These days I try very hard to be a child.

The other day I was waiting in a pub for friends. It's true, children can't do this, which is one reason it's more fun to be a pretend child than an actual one. My friends were running late: adults are very busy doing many adult things. Knowing they'd be late, I brought a magazine and read an article about Reinhold Messner. Messner, if you don't know, is widely regarded as the greatest mountaineer ever. The Italian has accomplished superhuman things, things once deemed impossible, like climbing Everest. Alone. Without oxygen. "Like Copernicus," another climber has said. "He conceived a whole new way of seeing his world."

I greatly admire Messner's fearless mountaineering feats (I begin to weep atop a step ladder), but in reading the article it was Messner's words that charmed me.
"Probing the edges of what may be possible is the only thing I know how to do," he said. "... And more than anything, I am like a child, I would always be unhappy if I didn't try."

Certainly, children are not perfect. We know this because we were children once. But there is much about them to admire.

Just the other day I had the opportunity to behave like a child. I received a letter from our bank. I would tell you what it said, except I had no idea. I read the letter three times, but that still didn't help. It was a letter we all know, filled with the big shot phraseology you see in many adult missives these days. The letter had lots of complex financial terms and big words like phraseology.

But it looked like the letter was very important, so I went to the bank. This was quite adult-like (and very out of character for me). An employee came over to help me.

Swallowing my pride, I told her the truth.

"I don't know what this letter means," I said.

She read the letter. Then she looked up at me.

"I don't know what it means either."

Children ask the honest question, but it is also true that they can get away with it. How come William's mom has blond hair with lots of brown under it? Too much honesty can land you in hot water, or possibly inside an ambulance, but you only need to have a pulse to realize our world could do with a little more honesty.

Often, when I find myself in an uncomfortable adult situation, I think about what a child would do. Once I was a member of a panel at the Los Angeles Times Festival of Books. The auditorium was filled to the rafters (not for me; there were three other authors of far greater note) with Very Serious Looking Adults.

Someone asked a question. It was a very intelligent question, filled with insight and laced with clever nuance.
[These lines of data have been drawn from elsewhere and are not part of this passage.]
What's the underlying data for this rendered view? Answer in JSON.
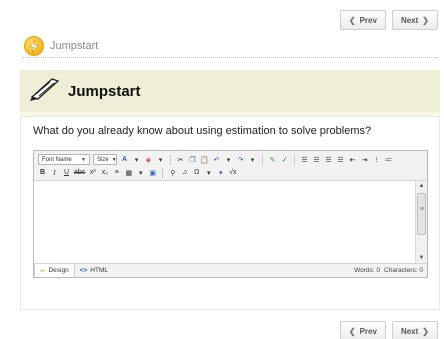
{
  "nav": {
    "prev_label": "Prev",
    "next_label": "Next",
    "prev_icon": "chevron-left-icon",
    "next_icon": "chevron-right-icon"
  },
  "header": {
    "title": "Jumpstart",
    "icon": "lightning-bolt-icon",
    "accent": "#f3b21a"
  },
  "panel": {
    "title": "Jumpstart",
    "icon": "quill-pen-icon",
    "background": "#f8f8e8",
    "header_background": "#efeed6"
  },
  "question": "What do you already know about using estimation to solve problems?",
  "editor": {
    "font_name": "Font Name",
    "size": "Size",
    "mode_design": "Design",
    "mode_html": "HTML",
    "words_label": "Words: 0",
    "characters_label": "Characters: 0"
  }
}
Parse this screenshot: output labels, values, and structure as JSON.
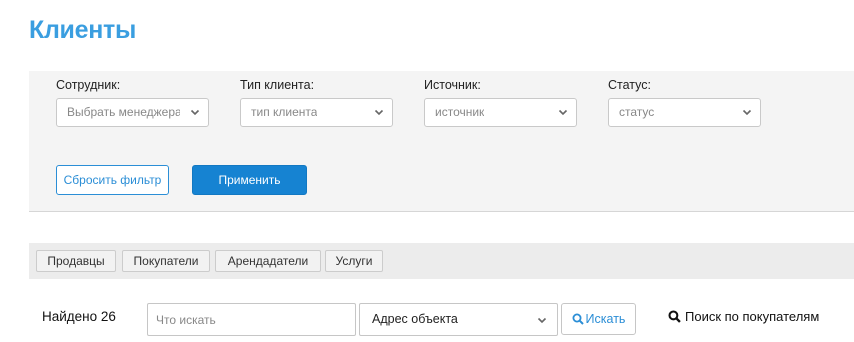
{
  "page": {
    "title": "Клиенты"
  },
  "filters": {
    "employee": {
      "label": "Сотрудник:",
      "value": "Выбрать менеджера"
    },
    "client_type": {
      "label": "Тип клиента:",
      "value": "тип клиента"
    },
    "source": {
      "label": "Источник:",
      "value": "источник"
    },
    "status": {
      "label": "Статус:",
      "value": "статус"
    },
    "reset_label": "Сбросить фильтр",
    "apply_label": "Применить"
  },
  "tabs": [
    {
      "label": "Продавцы"
    },
    {
      "label": "Покупатели"
    },
    {
      "label": "Арендадатели"
    },
    {
      "label": "Услуги"
    }
  ],
  "search": {
    "found_text": "Найдено 26",
    "query_placeholder": "Что искать",
    "query_value": "",
    "field_selected": "Адрес объекта",
    "submit_label": "Искать",
    "buyer_search_label": "Поиск по покупателям"
  },
  "icons": {
    "search": "search-icon",
    "chevron": "chevron-down-icon"
  },
  "colors": {
    "accent": "#3a9ee0",
    "primary_button": "#1683d2",
    "link": "#2b8ed6"
  }
}
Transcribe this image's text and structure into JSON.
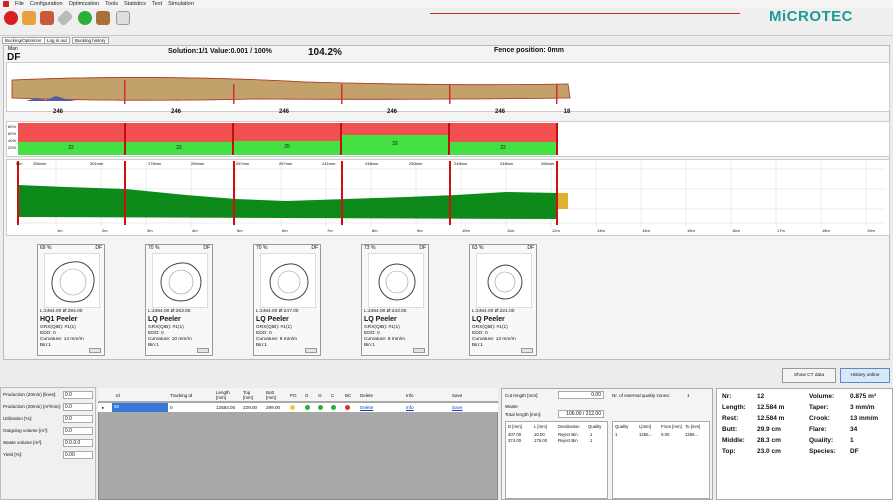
{
  "menu": [
    "File",
    "Configuration",
    "Optimization",
    "Tools",
    "Statistics",
    "Test",
    "Simulation"
  ],
  "brand": "MiCROTEC",
  "tabs": [
    "Bucking/Optimizer",
    "Log in out",
    "Bucking history"
  ],
  "header": {
    "man": "Man",
    "species": "DF",
    "solution": "Solution:1/1  Value:0.001 / 100%",
    "percent": "104.2%",
    "fence": "Fence position: 0mm"
  },
  "segments": [
    "246",
    "246",
    "246",
    "246",
    "246",
    "18"
  ],
  "grade_axis": [
    "80%",
    "60%",
    "40%",
    "20%"
  ],
  "grade_values": [
    "22",
    "22",
    "25",
    "32",
    "22"
  ],
  "diameter_labels": [
    "Min",
    "266mm",
    "301mm",
    "278mm",
    "269mm",
    "267mm",
    "267mm",
    "241mm",
    "248mm",
    "250mm",
    "248mm",
    "248mm",
    "266mm"
  ],
  "length_axis": [
    "1m",
    "2m",
    "3m",
    "4m",
    "5m",
    "6m",
    "7m",
    "8m",
    "9m",
    "10m",
    "11m",
    "12m",
    "13m",
    "14m",
    "15m",
    "16m",
    "17m",
    "18m",
    "19m"
  ],
  "cards": [
    {
      "pct": "69 %",
      "sp": "DF",
      "l1": "L:2464.00 Ø:294.00",
      "title": "HQ1 Peeler",
      "d1": "GRX(QIB): #1(1)",
      "d2": "EDO: 0",
      "d3": "Curvature: 14 mm/m",
      "d4": "Bin:1"
    },
    {
      "pct": "70 %",
      "sp": "DF",
      "l1": "L:2464.00 Ø:263.00",
      "title": "LQ Peeler",
      "d1": "GRX(QIB): #1(1)",
      "d2": "EDO: 0",
      "d3": "Curvature: 10 mm/m",
      "d4": "Bin:1"
    },
    {
      "pct": "70 %",
      "sp": "DF",
      "l1": "L:2464.00 Ø:247.00",
      "title": "LQ Peeler",
      "d1": "GRX(QIB): #1(1)",
      "d2": "EDO: 0",
      "d3": "Curvature: 8 mm/m",
      "d4": "Bin:1"
    },
    {
      "pct": "73 %",
      "sp": "DF",
      "l1": "L:2464.00 Ø:243.00",
      "title": "LQ Peeler",
      "d1": "GRX(QIB): #1(1)",
      "d2": "EDO: 0",
      "d3": "Curvature: 8 mm/m",
      "d4": "Bin:1"
    },
    {
      "pct": "63 %",
      "sp": "DF",
      "l1": "L:2464.00 Ø:221.00",
      "title": "LQ Peeler",
      "d1": "GRX(QIB): #1(1)",
      "d2": "EDO: 0",
      "d3": "Curvature: 13 mm/m",
      "d4": "Bin:1"
    }
  ],
  "buttons": {
    "ct": "Show CT data",
    "history": "History online"
  },
  "production": [
    {
      "label": "Production (20min) [lines]:",
      "value": "0.0"
    },
    {
      "label": "Production (20min) [m³/min]:",
      "value": "0.0"
    },
    {
      "label": "Utilization [%]:",
      "value": "0.0"
    },
    {
      "label": "Outgoing volume [m³]:",
      "value": "0.0"
    },
    {
      "label": "Waste volume [m³]:",
      "value": "0.0.0.0"
    },
    {
      "label": "Yield [%]:",
      "value": "0.00"
    }
  ],
  "table": {
    "headers": [
      "Id",
      "Tracking Id",
      "Length [mm]",
      "Top [mm]",
      "Butt [mm]",
      "PO",
      "G",
      "O",
      "C",
      "BC",
      "Delete",
      "Info",
      "Save"
    ],
    "row": {
      "id": "92",
      "tracking": "0",
      "length": "12584.00",
      "top": "229.00",
      "butt": "299.00",
      "delete": "Delete",
      "info": "Info",
      "save": "Save"
    }
  },
  "cut": {
    "cut_length_label": "Cut length [mm]:",
    "cut_length": "0.00",
    "waste_label": "Waste",
    "total_label": "Total length [mm]:",
    "total": "106.00 / 212.00",
    "ext_label": "Nr. of external quality zones:",
    "ext": "1",
    "headers": [
      "D [mm]",
      "L [mm]",
      "Destination",
      "Quality"
    ],
    "rows": [
      [
        "407.00",
        "10.00",
        "Reject Bin",
        "1"
      ],
      [
        "374.00",
        "176.00",
        "Reject Bin",
        "1"
      ]
    ],
    "qheaders": [
      "Quality",
      "L[mm]",
      "From [mm]",
      "To [mm]"
    ],
    "qrows": [
      [
        "1",
        "1256...",
        "0.00",
        "1256..."
      ]
    ]
  },
  "stats_left": [
    [
      "Nr:",
      "12"
    ],
    [
      "Length:",
      "12.584 m"
    ],
    [
      "Rest:",
      "12.584 m"
    ],
    [
      "Butt:",
      "29.9 cm"
    ],
    [
      "Middle:",
      "28.3 cm"
    ],
    [
      "Top:",
      "23.0 cm"
    ]
  ],
  "stats_right": [
    [
      "Volume:",
      "0.875 m³"
    ],
    [
      "Taper:",
      "3 mm/m"
    ],
    [
      "Crook:",
      "13 mm/m"
    ],
    [
      "Flare:",
      "34"
    ],
    [
      "Quality:",
      "1"
    ],
    [
      "Species:",
      "DF"
    ]
  ],
  "colors": {
    "red": "#f05050",
    "green": "#44e044",
    "dark_green": "#0e8a1a",
    "brand": "#1e9a98",
    "cut_line": "#d01010"
  }
}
I'd tell you what it was, but I was so damn terrified I forgot it immediately.

The room of serious adults leaned forward, no doubt waiting to eviscerate the first pretender to open their mouth.

The moderator turned to me.

"Let's start with Mr. McAlpine. How do you feel about this? "

First I looked around for my father. When I discovered that he wasn't there, I knew it was up to me. Gazing out at the stone-faced crowd, I smiled. It was a real smile -- people can sense this -- because I had made my decision.

"Scared witless," I said. "I'm so terrified I can't even remember the title of my own book, much less the question."

Just like that all those hard faces softened and then they laughed, and I was looking out at an auditorium filled with eight-year-olds and the day turned right (okay there were still a few sourpusses, but too bad for icky-faced them).

Acting like a child doesn't always work, but it works far more often than not.

There is also the childish matter of emotions. A few years ago I spent a few days at a pre-school. My new friends were four and five. We did yoga together, and drew pictures and played tag and guessing games. It was great fun, but as I said, it was only a few days. On the morning I was to leave, Elise came up to me.

"Good morning, Elise," I said.

Elise skipped the formalities.

"I want you to stay here forever," she said, and she hugged me like I had never hugged an old friend.

Now I hug my friends when I see them. At fifty-four I appreciate that my time here is fleeting. Maybe, instinctively, Elise knew that.

And, of course, there is the childish matter of boundaries. In short, there aren't any. Reinhold Messner knew this. Precisely why, again and again, he climbed up into the "Death Zone" (above 26,000 feet) without oxygen. A child's dreams and choices are limitless. Remember this the next time a sourpuss adult tells you otherwise. It might be too late to dance with the Bolshoi Ballet. But then again, it might not. The friends I admire most aren't power brokers and Alfa Romeo drivers. They're wide-eyed and curious, willing to stick their finger in the flame to see if it really will burn them.

Of course, being a child doesn't go over well with everyone. It is true that on certain occasions, adults have turned their scowly faces to me.

"You're such a child," they say.

"Thank you" is what I want to say, but sometimes you have to be an adult.